I know it’s been asked before, and the answer has always been “no”, but does DT3x support “word stemming”? For instance, searching for the word “swim~” and having DT3 search for “swim, swimming, swam, swum”? I know that I can use a wildcard for “swim*”, and get “swim, swimming, swimsuit, swimmer, etc”, but not the other various forms of the word swim.
I’ve searched the manual for the word “stemming” and not found what I was looking for, and hope that it’s there, but referred to as something different.
The stem being “sw”? Sorry, bad joke. Frankly, I don’t see that coming. It’s different for all languages, and not even possible for all languages (think Asian languages). I’m fairly certain that it’s not there (certainly not for my native language). And I also think it is a bit out of the range of DT.
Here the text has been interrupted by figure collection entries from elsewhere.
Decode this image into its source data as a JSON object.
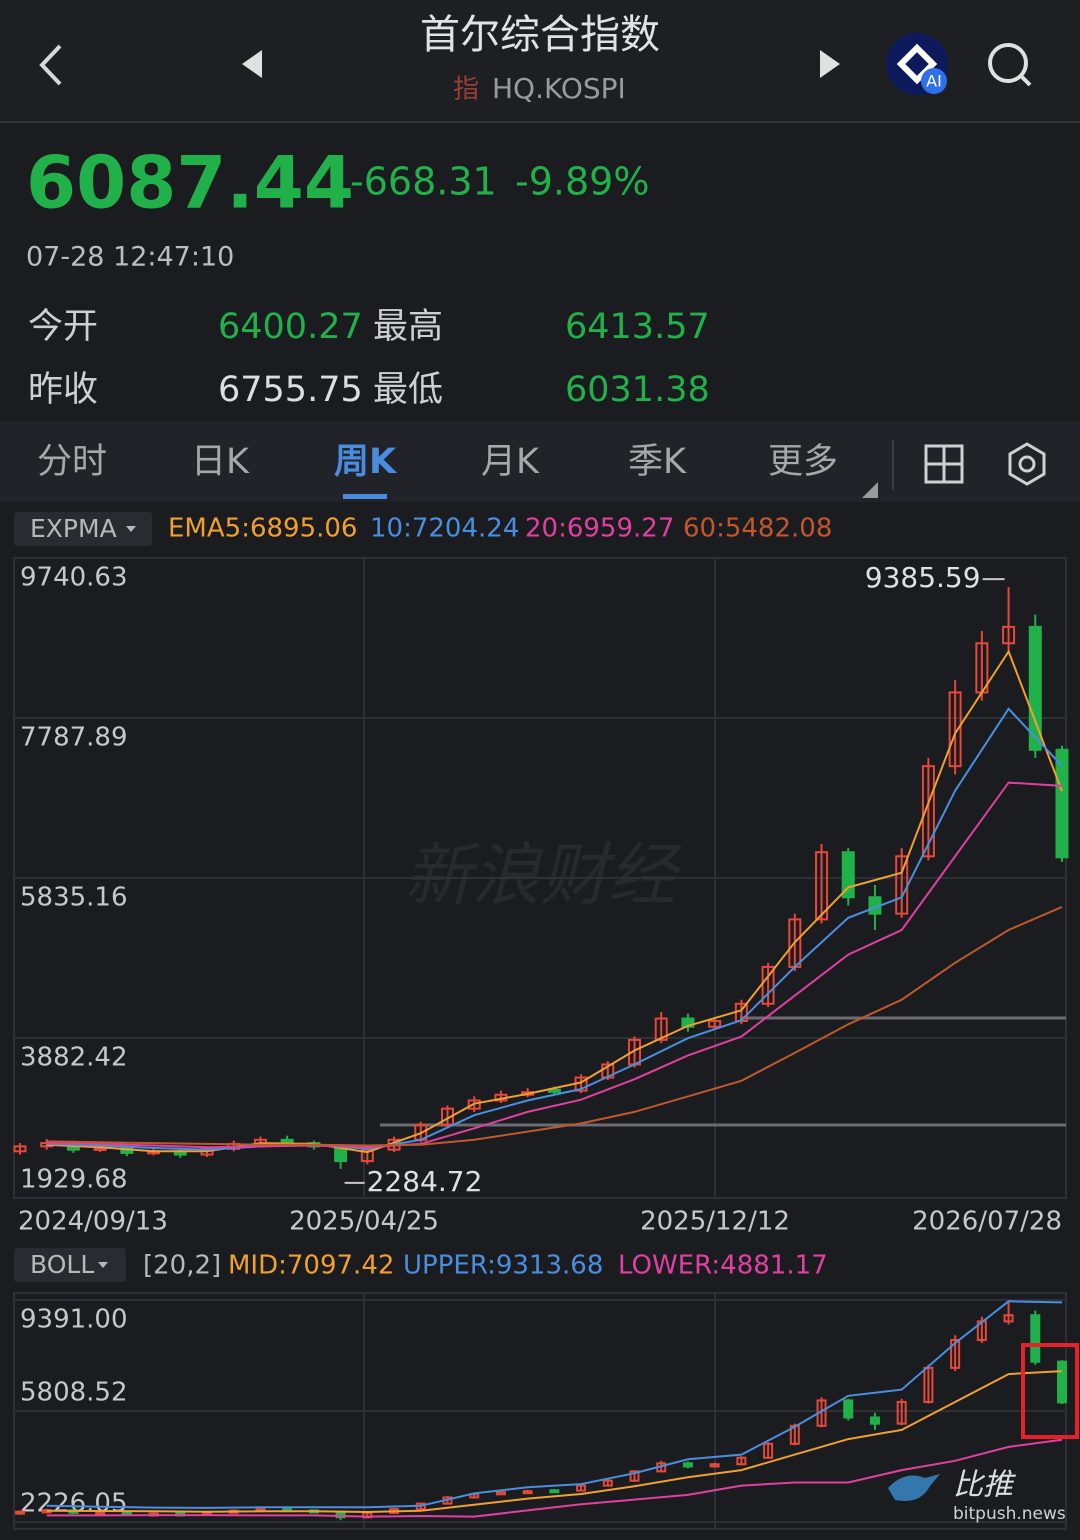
{
  "header": {
    "title": "首尔综合指数",
    "badge": "指",
    "code": "HQ.KOSPI"
  },
  "quote": {
    "price": "6087.44",
    "change": "-668.31",
    "change_pct": "-9.89%",
    "time": "07-28 12:47:10",
    "stats": [
      [
        "今开",
        "6400.27",
        "最高",
        "6413.57"
      ],
      [
        "昨收",
        "6755.75",
        "最低",
        "6031.38"
      ]
    ]
  },
  "tabs": {
    "items": [
      "分时",
      "日K",
      "周K",
      "月K",
      "季K",
      "更多"
    ],
    "active": 2
  },
  "watermarks": [
    "新浪财经",
    "比推",
    "bitpush.news"
  ],
  "chart_data": [
    {
      "type": "candlestick",
      "indicator": "EXPMA",
      "up_color": "#e5493a",
      "down_color": "#21b14a",
      "grid": true,
      "candles": {
        "open": [
          2500,
          2560,
          2600,
          2520,
          2540,
          2480,
          2500,
          2460,
          2530,
          2590,
          2640,
          2600,
          2560,
          2380,
          2520,
          2640,
          2820,
          3020,
          3120,
          3190,
          3250,
          3240,
          3400,
          3560,
          3860,
          4120,
          4020,
          4090,
          4300,
          4750,
          5330,
          6150,
          5600,
          5400,
          6100,
          7200,
          8100,
          8700,
          8900,
          7400
        ],
        "high": [
          2600,
          2650,
          2630,
          2580,
          2570,
          2540,
          2530,
          2560,
          2630,
          2680,
          2690,
          2630,
          2590,
          2560,
          2680,
          2860,
          3060,
          3170,
          3240,
          3270,
          3290,
          3440,
          3600,
          3900,
          4200,
          4180,
          4140,
          4350,
          4800,
          5400,
          6250,
          6200,
          5750,
          6200,
          7300,
          8250,
          8850,
          9385.59,
          9050,
          7450
        ],
        "low": [
          2460,
          2520,
          2480,
          2490,
          2440,
          2450,
          2420,
          2430,
          2500,
          2560,
          2570,
          2520,
          2284.72,
          2340,
          2490,
          2610,
          2790,
          2980,
          3090,
          3160,
          3190,
          3210,
          3370,
          3520,
          3820,
          3960,
          3980,
          4050,
          4260,
          4700,
          5280,
          5500,
          5200,
          5350,
          6050,
          7100,
          8000,
          8600,
          7300,
          6031.38
        ],
        "close": [
          2560,
          2600,
          2520,
          2540,
          2480,
          2500,
          2460,
          2530,
          2590,
          2640,
          2600,
          2560,
          2380,
          2520,
          2640,
          2820,
          3020,
          3120,
          3190,
          3220,
          3240,
          3400,
          3560,
          3860,
          4120,
          4020,
          4090,
          4300,
          4750,
          5330,
          6150,
          5600,
          5400,
          6100,
          7200,
          8100,
          8700,
          8900,
          7400,
          6087.44
        ]
      },
      "series": [
        {
          "name": "EMA5:6895.06",
          "color": "#f0a030",
          "values": [
            2580,
            2550,
            2500,
            2500,
            2600,
            2590,
            2490,
            2720,
            3080,
            3200,
            3340,
            3730,
            4030,
            4220,
            5050,
            5720,
            5900,
            7600,
            8600,
            6895.06
          ]
        },
        {
          "name": "10:7204.24",
          "color": "#4a8ee0",
          "values": [
            2590,
            2570,
            2540,
            2520,
            2560,
            2580,
            2530,
            2640,
            2940,
            3120,
            3260,
            3560,
            3880,
            4100,
            4750,
            5350,
            5600,
            6900,
            7900,
            7204.24
          ]
        },
        {
          "name": "20:6959.27",
          "color": "#e040a0",
          "values": [
            2600,
            2590,
            2570,
            2550,
            2560,
            2570,
            2550,
            2590,
            2780,
            2980,
            3130,
            3380,
            3670,
            3900,
            4400,
            4900,
            5200,
            6100,
            7000,
            6959.27
          ]
        },
        {
          "name": "60:5482.08",
          "color": "#c0582e",
          "values": [
            2620,
            2610,
            2600,
            2590,
            2580,
            2580,
            2570,
            2580,
            2640,
            2740,
            2840,
            2980,
            3170,
            3360,
            3700,
            4050,
            4350,
            4800,
            5200,
            5482.08
          ]
        }
      ],
      "ylim": [
        1929.68,
        9740.63
      ],
      "yticks": [
        9740.63,
        7787.89,
        5835.16,
        3882.42,
        1929.68
      ],
      "xticks": [
        "2024/09/13",
        "2025/04/25",
        "2025/12/12",
        "2026/07/28"
      ]
    },
    {
      "type": "candlestick",
      "indicator": "BOLL",
      "params": "[20,2]",
      "grid": true,
      "series": [
        {
          "name": "MID:7097.42",
          "color": "#f0a030",
          "values": [
            2590,
            2580,
            2570,
            2560,
            2570,
            2570,
            2550,
            2590,
            2780,
            2980,
            3130,
            3380,
            3670,
            3900,
            4400,
            4900,
            5200,
            6100,
            7000,
            7097.42
          ]
        },
        {
          "name": "UPPER:9313.68",
          "color": "#4a8ee0",
          "values": [
            2750,
            2720,
            2690,
            2680,
            2700,
            2700,
            2700,
            2750,
            3150,
            3350,
            3450,
            3800,
            4250,
            4400,
            5300,
            6300,
            6500,
            8000,
            9350,
            9313.68
          ]
        },
        {
          "name": "LOWER:4881.17",
          "color": "#e040a0",
          "values": [
            2440,
            2440,
            2450,
            2450,
            2440,
            2440,
            2400,
            2420,
            2400,
            2600,
            2800,
            2950,
            3100,
            3400,
            3500,
            3500,
            3900,
            4200,
            4650,
            4881.17
          ]
        }
      ],
      "ylim": [
        2226.05,
        9391
      ],
      "yticks": [
        {
          "value": 9391,
          "label": "9391.00"
        },
        5808.52,
        2226.05
      ]
    }
  ]
}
Just think “swamp” and “swan”, both dangerously close to “swam” – you’d need a whole english/american dictionary, and this is only 1,5 languages. Than there are one or two others … One of them very versatile with pre- and suffixes: we have arbeiten, bearbeiten, verarbeiten, umarbeiten, durcharbeiten… should they be found if someone is looking for “arbeit~” or for “~arbeit”?
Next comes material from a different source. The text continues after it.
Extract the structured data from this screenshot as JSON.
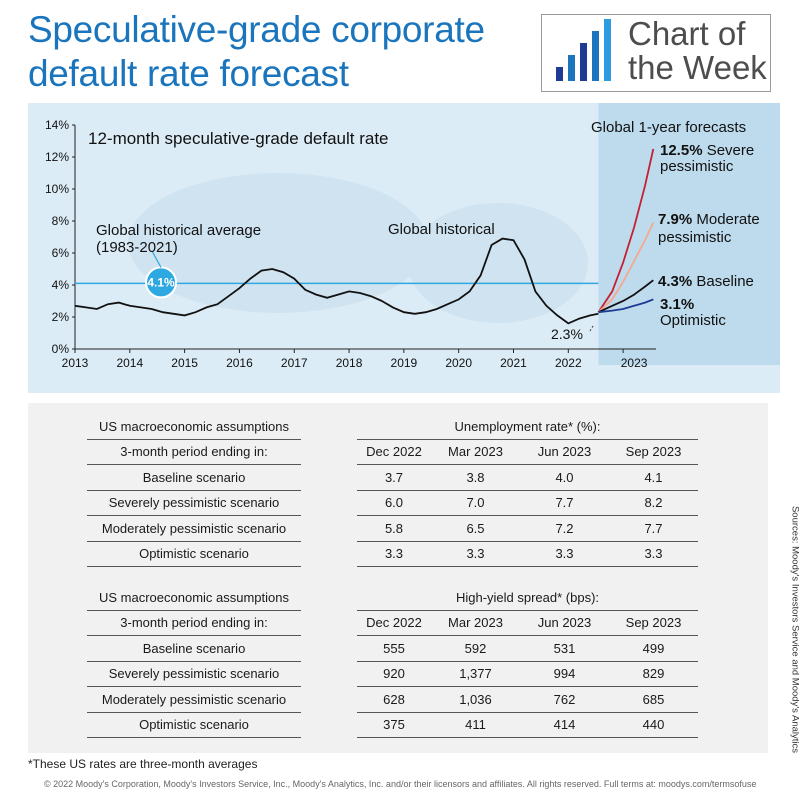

Apart from the fact that swimming in a swamp is pushing it a bit … I doubt that this is what the OP is looking for. I suppose they also want “go~” to find “goes”, “going”, “went” and “gone” or “sit~” to match “sitting”, “sits”, “sat” (if the latter even exists, my irregular verbs are a bit rusty). In these cases, wildcards don’t get you very far.
It might even be challenging to get that working at all for english words: “book” → “(she) books” vs “the books”, “voice” → “she voices” vs. “the voices”. There’s probably a reason for linguistics being a domain of AI.
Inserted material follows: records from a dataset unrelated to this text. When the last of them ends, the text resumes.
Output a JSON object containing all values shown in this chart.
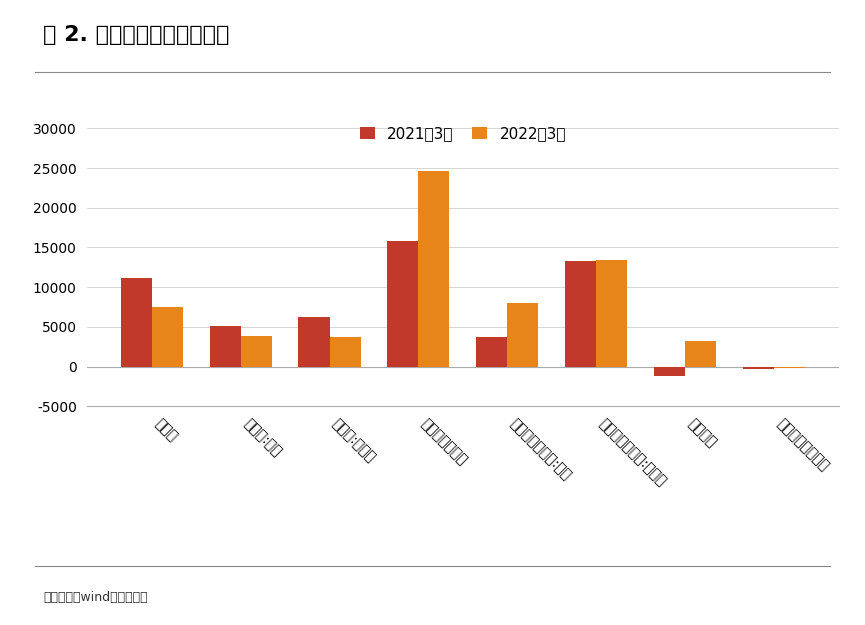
{
  "title": "图 2. 信贷结构一览（亿元）",
  "categories": [
    "居民户",
    "居民户:短期",
    "居民户:中长期",
    "企（事）业单位",
    "企（事）业单位:短期",
    "企（事）业单位:中长期",
    "票据融资",
    "非银行业金融机构"
  ],
  "series": [
    {
      "name": "2021年3月",
      "color": "#C0392B",
      "values": [
        11200,
        5100,
        6200,
        15800,
        3700,
        13300,
        -1200,
        -300
      ]
    },
    {
      "name": "2022年3月",
      "color": "#E8851A",
      "values": [
        7500,
        3800,
        3700,
        24600,
        8000,
        13400,
        3200,
        -200
      ]
    }
  ],
  "ylim": [
    -5000,
    32000
  ],
  "yticks": [
    -5000,
    0,
    5000,
    10000,
    15000,
    20000,
    25000,
    30000
  ],
  "footnote": "资料来源：wind，红塔证券",
  "background_color": "#ffffff",
  "bar_width": 0.35,
  "title_fontsize": 16,
  "tick_fontsize": 10,
  "legend_fontsize": 11
}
Well, obviously… if the request is if for lexical lookup then clearly the answer is no.
However the OP says that they can’t use wildcards to find ‘swim’ words where the third letter changes. All I’ve done is point out that you can do that, and shown how. I could have added that you can limit the third letter search to ‘a’, ‘i’ and ‘u’. sw[aiu]m*.
I think that the OP does not really want to figure out the appropriate wild card combinations for every case. They’re probably more after a generic solution: throw the indicative of a verb at the search, get back all documents containing the different forms this verb can appear in.
NB finding an expression for “be” is probably futile, anyway.
Maybe. But my examples should just show how to work around it as good as possible. Makes we wonder - is there any software or tool (CLI) on the Mc that can stem text? Then maybe a script could be used to stem the text of items and add the stemmed text as a comment or custom metadata.
No, I don’t personally own any software that does stemming as I don’t often have the need. However, I’ve used TONS at work over several decades that definitely stems anything that you throw at it, including irregular verbs. But, these were very expensive eDiscovery & digital forensics apps that run on severs that are purpose built for quickly find, culling, filtering words in terabytes of data. Though there are some smaller desktop apps like DTSearch that also do stemming, but probably won’t handle irregular verbs.
Sorry for reviving this thread, but Apple provides a “Natural Language” framework which may be interesting for future Devon search features.
I believe that is the framework the PDF Search app uses, and it works well for this “stemming” issue (at least in English and French) which is very useful.